Elisabeth Huguenian, president of the board of directors of the coalition, called the suit "an abomination."

"I can't take this seriously," she said. "A judge has already said we have a right to run the shelter in Anacostia. And I feel that this is a non-Christian action, coming two days before Christmas."

Gray, an Anacostia resident and attorney, complained that the shelter has an adverse impact on the nearby business community at Martin Luther King Avenue and Good Hope Road SE.

Park Police Capt. Jack D. Schamp, whose office is in a police substation directly across the street from the shelter, said that for the first time he is receiving complaints from his officers of thefts from their private cars, including batteries and hubcaps.

"We now keep an eye on the parking lot," he said. "The shelter people shortcut across our lot and we see them shopping [looking inside the cars]."

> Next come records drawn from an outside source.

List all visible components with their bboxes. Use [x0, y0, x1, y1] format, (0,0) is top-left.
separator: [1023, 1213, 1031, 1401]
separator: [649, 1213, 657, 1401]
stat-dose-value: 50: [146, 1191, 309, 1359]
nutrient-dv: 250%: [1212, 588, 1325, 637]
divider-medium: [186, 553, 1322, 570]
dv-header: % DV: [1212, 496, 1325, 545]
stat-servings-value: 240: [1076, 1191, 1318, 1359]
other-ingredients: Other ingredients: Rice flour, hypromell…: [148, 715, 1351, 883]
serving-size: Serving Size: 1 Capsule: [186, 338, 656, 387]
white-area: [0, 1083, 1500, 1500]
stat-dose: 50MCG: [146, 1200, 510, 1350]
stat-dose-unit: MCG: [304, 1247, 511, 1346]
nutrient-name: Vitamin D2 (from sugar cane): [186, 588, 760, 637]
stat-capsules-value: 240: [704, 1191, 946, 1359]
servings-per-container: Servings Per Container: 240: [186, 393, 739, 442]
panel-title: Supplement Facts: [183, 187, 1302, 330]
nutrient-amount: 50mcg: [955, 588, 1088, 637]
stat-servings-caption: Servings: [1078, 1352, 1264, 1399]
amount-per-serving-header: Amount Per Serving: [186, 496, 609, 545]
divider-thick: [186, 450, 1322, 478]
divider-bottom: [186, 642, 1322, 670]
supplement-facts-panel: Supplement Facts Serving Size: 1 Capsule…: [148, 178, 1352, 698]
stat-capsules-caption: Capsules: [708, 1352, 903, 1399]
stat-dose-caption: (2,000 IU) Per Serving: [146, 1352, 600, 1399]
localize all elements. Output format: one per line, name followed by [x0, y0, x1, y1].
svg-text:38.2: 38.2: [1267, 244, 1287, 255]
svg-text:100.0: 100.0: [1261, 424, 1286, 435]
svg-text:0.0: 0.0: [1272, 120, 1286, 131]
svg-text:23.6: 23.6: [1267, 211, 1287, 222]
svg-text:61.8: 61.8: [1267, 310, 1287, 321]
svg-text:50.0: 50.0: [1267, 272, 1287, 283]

Business owners had mixed views when asked about their new neighbors. Some said the people from the shelter are good customers while others said they steal from the stores.

Hal Morris, owner of Anacostia Liquors at the east end of the 11th Street Bridge, said, "They come in, they go out. I don't have problems with anybody."

George Hopkins, owner of Wingate TV Repair across the street, agreed. "They haven't been here long enough for us to evaluate any problems," he said. "They don't come in my store."

But his next-door neighbor, Otis Williams who operates a florist shop and a deli, said he has asked some of the homeless men not to stand in his florist shop for warmth on cold days.

"My female customers won't come in here if they see a lot of men standing around," he said.

Williams added that for the first time since 1967 he rearranged his food displays after he caught several men stealing milk and juice. He said that he suspected that they were shelter residents because he did not recognize them as residents of the neighborhood.

Jerry Holeman, owner of Glass House Opticians at 1227 Good Hope Rd. SE, said he has noticed shelter people loitering outside his store. He said he has hired some to carry out trash and asked others to move away.

Huguenian said the coalition has instructed residents to behave properly inside and outside the shelter.

"We tell them no violence, no arguing and to respect the rights of other people." She said several of the residents are mentally ill and their actions are unpredictable.

Lt. Willie White, spokesmen for the D.C. police, said officers were called to the shelter about 30 times between Nov. 17 and Dec. 21 to investigate complaints ranging from disorderly conduct to use of drugs to stolen autos.

Huguenian said she has received no complaints from police.